Wie das Immunsystem Krebs erkennt

13.11.2015
Foto: Virus- und Immunzellen

Erst seit es 2010 gelang, mit Wirkstoffen bestimmte "Bremsen" des Immunsystems zu lösen, können Krebsmediziner mit Immuntherapien Behandlungserfolge erzielen; © panthermedia.net/ Ugreen

Der mit 50.000 Euro dotierte Meyenburg-Preis 2015 geht an den Immunologen Ton Schumacher vom Netherlands Cancer Institute in Amsterdam. Er erhält die Auszeichnung für seine Arbeiten zur Immunabwehr von Krebs. Schumacher konnte in wegweisenden Studien zeigen, dass eine Krebs-Immunabwehr von veränderten Proteinstrukturen abhängt, die durch Erbgut-Mutationen in den Tumorzellen entstehen.

Die Idee, Krebs mit den Waffen des körpereigenen Immunsystems zu bekämpfen, ist bestechend. Doch erst seit es 2010 gelang, mit Wirkstoffen bestimmte "Bremsen" des Immunsystems zu lösen, können Krebsmediziner mit Immuntherapien Behandlungserfolge erzielen.

Inzwischen gibt es Medikamente gegen verschiedene solcher "Immunbremsen", die bei zahlreichen, teilweise auch fortgeschrittenen Krebsarten das Überleben von Patienten verlängern.

Wie unterscheiden die Abwehrzellen zwischen gesundem Gewebe und Krebszellen? Die in Krebszellen zahlreichen Erbgut- Mutationen können dazu führen, dass Proteine in veränderter Form gebildet werden. Da diese Protein-Varianten während der Krebserkrankung neu entstehen, werden sie als "Neoantigene" bezeichnet.

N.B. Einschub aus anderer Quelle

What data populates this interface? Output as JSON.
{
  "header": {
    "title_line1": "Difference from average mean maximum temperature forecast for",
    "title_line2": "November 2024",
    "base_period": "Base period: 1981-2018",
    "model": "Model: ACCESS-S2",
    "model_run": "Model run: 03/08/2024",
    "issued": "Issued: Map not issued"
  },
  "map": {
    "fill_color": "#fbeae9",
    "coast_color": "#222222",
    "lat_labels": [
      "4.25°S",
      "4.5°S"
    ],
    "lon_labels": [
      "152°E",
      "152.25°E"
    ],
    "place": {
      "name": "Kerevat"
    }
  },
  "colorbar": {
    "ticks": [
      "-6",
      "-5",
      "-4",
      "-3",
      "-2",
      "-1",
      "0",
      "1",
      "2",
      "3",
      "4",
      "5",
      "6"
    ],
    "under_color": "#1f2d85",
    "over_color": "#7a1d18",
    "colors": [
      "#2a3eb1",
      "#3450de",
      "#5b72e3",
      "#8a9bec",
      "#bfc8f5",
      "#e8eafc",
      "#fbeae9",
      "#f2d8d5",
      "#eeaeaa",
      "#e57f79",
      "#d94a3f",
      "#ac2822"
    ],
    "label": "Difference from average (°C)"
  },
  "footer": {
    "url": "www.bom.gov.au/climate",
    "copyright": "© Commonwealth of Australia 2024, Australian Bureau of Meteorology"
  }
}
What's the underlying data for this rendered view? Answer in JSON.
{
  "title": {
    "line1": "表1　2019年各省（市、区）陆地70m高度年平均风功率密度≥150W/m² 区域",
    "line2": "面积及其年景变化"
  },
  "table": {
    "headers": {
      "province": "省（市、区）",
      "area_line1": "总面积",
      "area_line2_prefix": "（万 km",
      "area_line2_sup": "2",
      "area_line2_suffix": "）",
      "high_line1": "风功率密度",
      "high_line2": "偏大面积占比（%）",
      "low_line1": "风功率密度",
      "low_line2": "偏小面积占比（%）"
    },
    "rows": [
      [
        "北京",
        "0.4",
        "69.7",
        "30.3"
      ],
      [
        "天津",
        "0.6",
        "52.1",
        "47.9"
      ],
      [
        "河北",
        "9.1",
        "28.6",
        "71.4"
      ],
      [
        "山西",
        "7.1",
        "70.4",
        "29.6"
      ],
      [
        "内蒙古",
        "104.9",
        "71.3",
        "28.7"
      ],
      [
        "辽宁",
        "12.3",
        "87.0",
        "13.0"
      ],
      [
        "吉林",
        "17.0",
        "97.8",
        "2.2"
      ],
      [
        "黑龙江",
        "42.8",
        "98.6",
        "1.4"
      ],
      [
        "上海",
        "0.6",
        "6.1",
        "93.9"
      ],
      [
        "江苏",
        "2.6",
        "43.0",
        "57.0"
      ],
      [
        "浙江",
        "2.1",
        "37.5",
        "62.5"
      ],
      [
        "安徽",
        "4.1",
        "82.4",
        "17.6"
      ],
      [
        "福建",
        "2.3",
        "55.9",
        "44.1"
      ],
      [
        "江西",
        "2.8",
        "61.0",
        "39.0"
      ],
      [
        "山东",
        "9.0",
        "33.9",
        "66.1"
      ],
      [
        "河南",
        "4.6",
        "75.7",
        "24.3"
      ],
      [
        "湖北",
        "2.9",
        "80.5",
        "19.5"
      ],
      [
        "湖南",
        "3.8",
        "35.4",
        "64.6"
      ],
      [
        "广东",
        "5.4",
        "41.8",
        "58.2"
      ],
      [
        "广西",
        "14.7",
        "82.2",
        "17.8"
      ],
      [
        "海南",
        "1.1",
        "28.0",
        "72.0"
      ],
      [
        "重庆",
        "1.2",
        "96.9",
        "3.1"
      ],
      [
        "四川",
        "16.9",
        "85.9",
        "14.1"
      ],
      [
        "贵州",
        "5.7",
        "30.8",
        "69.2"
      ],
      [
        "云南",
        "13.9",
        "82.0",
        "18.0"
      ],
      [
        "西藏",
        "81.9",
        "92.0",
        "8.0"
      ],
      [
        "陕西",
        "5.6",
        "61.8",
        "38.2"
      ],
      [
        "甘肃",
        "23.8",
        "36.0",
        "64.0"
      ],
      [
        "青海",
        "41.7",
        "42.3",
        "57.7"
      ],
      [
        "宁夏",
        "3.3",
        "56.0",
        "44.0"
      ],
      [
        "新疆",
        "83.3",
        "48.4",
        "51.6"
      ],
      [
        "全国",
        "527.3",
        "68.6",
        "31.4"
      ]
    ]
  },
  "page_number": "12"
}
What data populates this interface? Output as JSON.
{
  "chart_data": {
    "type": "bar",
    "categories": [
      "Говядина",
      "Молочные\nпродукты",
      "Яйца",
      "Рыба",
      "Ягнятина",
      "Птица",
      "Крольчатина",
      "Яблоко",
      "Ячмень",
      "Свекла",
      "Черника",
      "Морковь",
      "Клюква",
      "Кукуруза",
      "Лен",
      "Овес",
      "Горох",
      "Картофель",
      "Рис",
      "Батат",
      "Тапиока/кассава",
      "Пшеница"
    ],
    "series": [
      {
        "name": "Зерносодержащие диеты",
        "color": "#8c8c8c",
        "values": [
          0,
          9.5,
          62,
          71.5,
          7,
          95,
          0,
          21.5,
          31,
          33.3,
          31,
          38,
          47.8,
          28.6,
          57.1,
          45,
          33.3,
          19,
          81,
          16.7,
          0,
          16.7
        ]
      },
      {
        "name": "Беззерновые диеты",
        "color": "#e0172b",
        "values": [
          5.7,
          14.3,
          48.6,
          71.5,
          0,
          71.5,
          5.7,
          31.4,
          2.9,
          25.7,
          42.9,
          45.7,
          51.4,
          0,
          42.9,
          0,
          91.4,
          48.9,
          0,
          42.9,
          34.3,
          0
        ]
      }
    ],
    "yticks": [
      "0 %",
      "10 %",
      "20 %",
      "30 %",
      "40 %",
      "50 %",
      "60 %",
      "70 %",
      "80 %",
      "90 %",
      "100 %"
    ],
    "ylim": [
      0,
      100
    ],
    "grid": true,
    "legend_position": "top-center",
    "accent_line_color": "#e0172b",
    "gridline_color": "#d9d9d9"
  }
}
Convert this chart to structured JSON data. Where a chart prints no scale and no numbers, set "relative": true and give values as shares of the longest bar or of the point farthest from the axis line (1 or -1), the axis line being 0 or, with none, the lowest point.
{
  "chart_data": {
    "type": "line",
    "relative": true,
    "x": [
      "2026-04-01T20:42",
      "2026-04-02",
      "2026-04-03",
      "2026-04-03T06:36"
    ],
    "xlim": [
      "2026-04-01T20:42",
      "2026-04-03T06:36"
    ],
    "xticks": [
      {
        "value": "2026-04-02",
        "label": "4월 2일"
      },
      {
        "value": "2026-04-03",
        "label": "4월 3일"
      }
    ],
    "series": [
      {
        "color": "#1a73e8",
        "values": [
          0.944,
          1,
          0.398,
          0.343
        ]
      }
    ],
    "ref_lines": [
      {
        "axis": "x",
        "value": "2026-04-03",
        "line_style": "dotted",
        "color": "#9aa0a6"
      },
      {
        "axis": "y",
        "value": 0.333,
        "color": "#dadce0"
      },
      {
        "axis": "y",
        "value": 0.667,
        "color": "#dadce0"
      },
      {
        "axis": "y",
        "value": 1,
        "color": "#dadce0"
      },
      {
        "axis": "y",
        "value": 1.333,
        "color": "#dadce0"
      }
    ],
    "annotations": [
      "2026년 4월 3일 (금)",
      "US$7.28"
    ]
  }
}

Forscher postulieren seit langem, dass sie ideale Zielscheiben für die Abwehrzellen darstellen, denn diese neuen Strukturen erkennt das körpereigene Immunsystem als fremd. Das würde auch bedeuten, dass Tumore mit besonders vielen Mutationen eher durch Immuntherapie zu kontrollieren wären.

Den Beweis für diesen Zusammenhang konnte Ton Schumacher erbringen: Unter anderem verglich er in einer Studie das Tumorerbgut vieler Lungenkrebs-Patienten und fand heraus, dass die Immuntherapien dann am besten wirkten, wenn die Krebszellen besonders viele Neoantigene enthalten.

"Die Bedeutung von Ton Schumachers Ergebnissen lässt sich gar nicht hoch genug einschätzen", sagt Christof von Kalle, Vorstandsmitglied der Meyenburg-Stiftung. "Denn nur wenn wir verstehen, wogegen das Abwehrsystem genau reagiert, können wir vorhersagen, wem eine Immuntherapie vermutlich hilft und wie man sie weiter verbessern kann."

So lassen sich zum Beispiel Abwehrzellen, die gegen Neoantigene reagieren, im Blut der Patienten nachweisen. Daran können Ärzte frühzeitig überprüfen, ob eine Immuntherapie anschlagen wird und der Patient genügend spezifische Killerzellen gegen den Tumor aktiviert.

Die Tumor-Neoantigene, gegen die sich das Immunsystem richtet, unterscheiden sich von Patient zu Patient. Deshalb wollen Immunologen in Zukunft die wichtigen Neoantigene der individuellen Tumoren ermitteln. Anschließend lassen sich dem Patienten entnommene Abwehrzellen so verändern, dass sie die Neoantigene erkennen und den eigenen Tumor angreifen können.